You can also pick where you work – there are physical therapy jobs in nursing homes, hospitals,
outpatient clinics and schools. Physical therapists provide care wherever people need it. So far,
we’ve only mentioned the more common places you’ll find PTs – if you want to specialize
further, you may find yourself working only in the ICU with critical care patients, in a factory
doing industrial rehabilitation and ergonomics, in a women’s health clinic, or even working in a
preventative, public health role.

Grow professionally

Most physical therapy careers start in a general role, working with all types of different
patients. If you work in a large health system, you may even rotate between settings. But as
you find the type of people you like to work with and the setting you prefer, you have the
option to improve your skills and focus on a specialty area of practice. Again, you have lots of
options on how to do this. You could:

● Take an internship position or join a fellowship program
● Attend workshops or conferences
● Read journals and textbooks
● Collaborate with your colleagues and mentors
● Take courses in other areas of medicine
● Study abroad or take courses online

Grow personally

Your clinical skills aren’t the only thing a career in physical therapy can grow though – you’ll
grow personally as well. You have to learn to have compassion and empathy when you work
with ill or injured people. You have to work as a part of a team. You need sales skills – most
people aren’t going to want to make changes in their routines, or do the exercises you prescribe
at home. You’ll learn to work with people who have different opinions and different viewpoints
from all kinds of cultures and backgrounds.

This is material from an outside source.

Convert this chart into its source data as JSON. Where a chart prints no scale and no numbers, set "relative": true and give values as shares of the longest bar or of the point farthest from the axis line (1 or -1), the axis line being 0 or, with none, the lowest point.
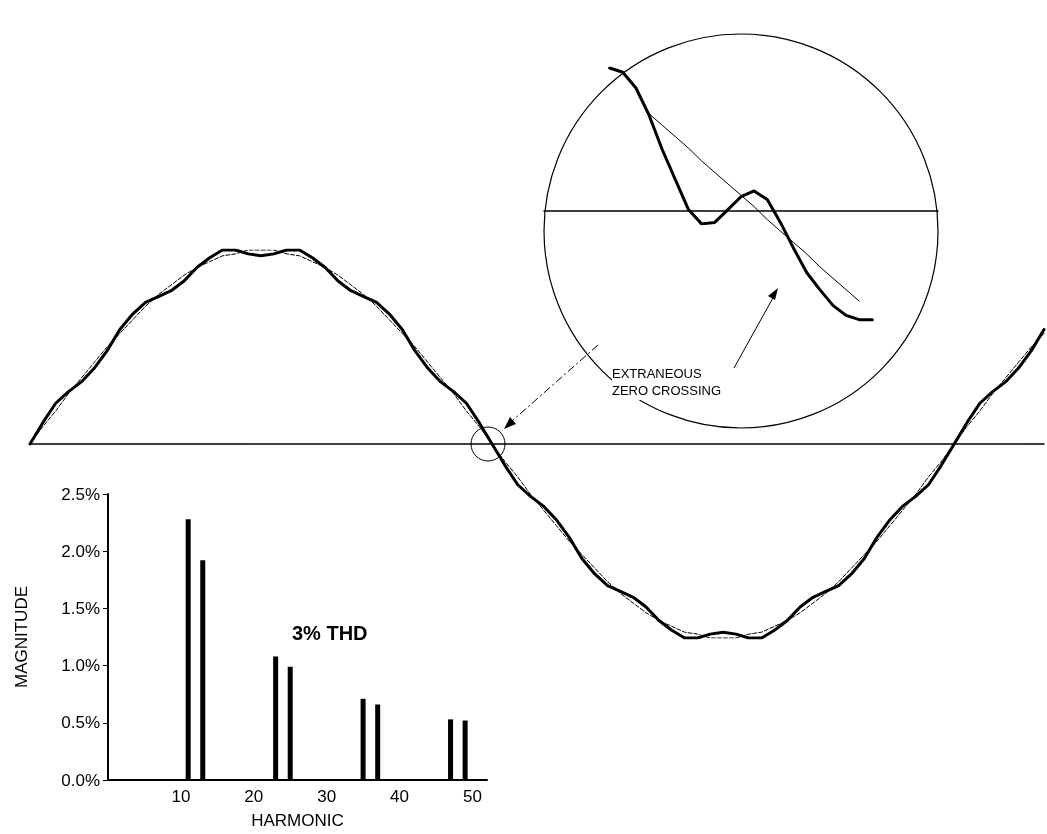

You may also have a chance to improve your business skills. You could advance out of the
clinical setting and into a management role. Some PTs start their own practices, or a company
in a field related to physical therapy like wellness, performance, injury prevention or population
health for large corporations.

Wherever you start in physical therapy, you’ll have a lot of options on where you end up.
Chances are you’ll explore more than one branch of the physical therapy tree. That’s OK,
having the chance to grow and change is part of what makes PT so exciting!”